KONTAN.CO.ID - JAKARTA. PT Bank Pembangunan Daerah Daerah Istimewa Yogyakarta (BPD DIY) optimistis dapat meningkatkan penghimpunan dananya tahun ini. Salah satu upaya paling efektif adalah bisnis payroll.

Direktur Pemasaran dan Usaha Syariah Bank BPD DIY, Raden Agus Trimurjanto menyebut, dana pihak ketiga (DPK) dari bisnis payroll di Bank BPD DIY mengalami pertumbuhan sebesar 6% secara tahunan atau year-on-year (yoy) per Maret 2026.

"DPK dari payroll, khususnya Tabungan, cukup berkontribusi untuk menopang pertumbuhan DPK keseluruhan bank," ucap Agus saat dihubungi akhir pekan lalu.


Baca Juga: BCA Pastikan Kondisi Permodalan Masih Kuat Setelah Jalani Stress Test

Agus juga bilang, pada Maret 2026, komposisi produk tabungan sudah mencapai 60% dari total DPK BPD DIY, yaitu sebesar Rp 13,7 triliun.

Kinerja bisnis payroll BPD DIY diproyeksikan masih akan terus tumbuh hingga akhir tahun.

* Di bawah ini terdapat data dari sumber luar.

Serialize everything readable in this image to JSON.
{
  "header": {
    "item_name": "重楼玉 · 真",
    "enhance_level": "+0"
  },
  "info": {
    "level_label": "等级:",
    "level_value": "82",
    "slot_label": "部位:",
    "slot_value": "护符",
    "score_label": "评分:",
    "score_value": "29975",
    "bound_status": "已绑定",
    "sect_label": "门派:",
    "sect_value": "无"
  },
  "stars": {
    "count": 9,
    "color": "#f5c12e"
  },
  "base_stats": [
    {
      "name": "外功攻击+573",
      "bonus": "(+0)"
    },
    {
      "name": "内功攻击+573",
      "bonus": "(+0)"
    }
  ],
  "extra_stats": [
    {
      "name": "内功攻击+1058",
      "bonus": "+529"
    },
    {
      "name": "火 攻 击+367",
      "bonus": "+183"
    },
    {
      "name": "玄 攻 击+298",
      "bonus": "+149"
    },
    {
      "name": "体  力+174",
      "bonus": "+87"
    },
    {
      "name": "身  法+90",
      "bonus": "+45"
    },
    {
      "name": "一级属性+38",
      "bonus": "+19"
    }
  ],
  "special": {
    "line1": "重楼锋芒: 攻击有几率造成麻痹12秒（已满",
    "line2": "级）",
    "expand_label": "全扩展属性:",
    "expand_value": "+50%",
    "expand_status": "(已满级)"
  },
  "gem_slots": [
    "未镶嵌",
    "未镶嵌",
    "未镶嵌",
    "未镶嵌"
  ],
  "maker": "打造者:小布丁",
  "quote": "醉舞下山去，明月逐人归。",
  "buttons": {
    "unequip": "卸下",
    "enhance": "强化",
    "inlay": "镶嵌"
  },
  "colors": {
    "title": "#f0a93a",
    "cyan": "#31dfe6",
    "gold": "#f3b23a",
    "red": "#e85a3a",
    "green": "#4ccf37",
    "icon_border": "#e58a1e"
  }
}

Agus optimistis produk tabungan banknya dapat tumbuh lebih dari 7% pada akhir tahun 2026.

Pertumbuhan itu didukung oleh nasabah payroll BPD DIY yang turut bertambah. Agus mencatat saat ini banknya melayani bisnis payroll untuk gaji 79.914 aparatur sipil negara (ASN) daerah, gaji 6.032 ASN vertikal, gaji 11.976 karyawan swasta, serta gaji 46.092 pensiunan.

Ada beberapa inovasi dan strategi yang diterapkan BPD DIY untuk memperkuat bisnis payroll tahun ini. Salah satunya adalah penguatan layanan digital.

Integrasi layanan digital didorong untuk memberi kemudahan kepada nasabah payroll, seperti untuk membuka rekening online, mengatur keuangan, hingga pengeluaran gaji. Agus juga menyebut banknya semakin memperkuat sistem keamanan untuk menjaga data nasabah.

Baca Juga: Tring! by Pegadaian Sudah Dipakai 6 Juta Pengguna Sejak Diluncurkan

"Dalam hal ini, bank selalu meyakinkan nasabah bahwa data mereka terlindungi secara regulasi," ucapnya.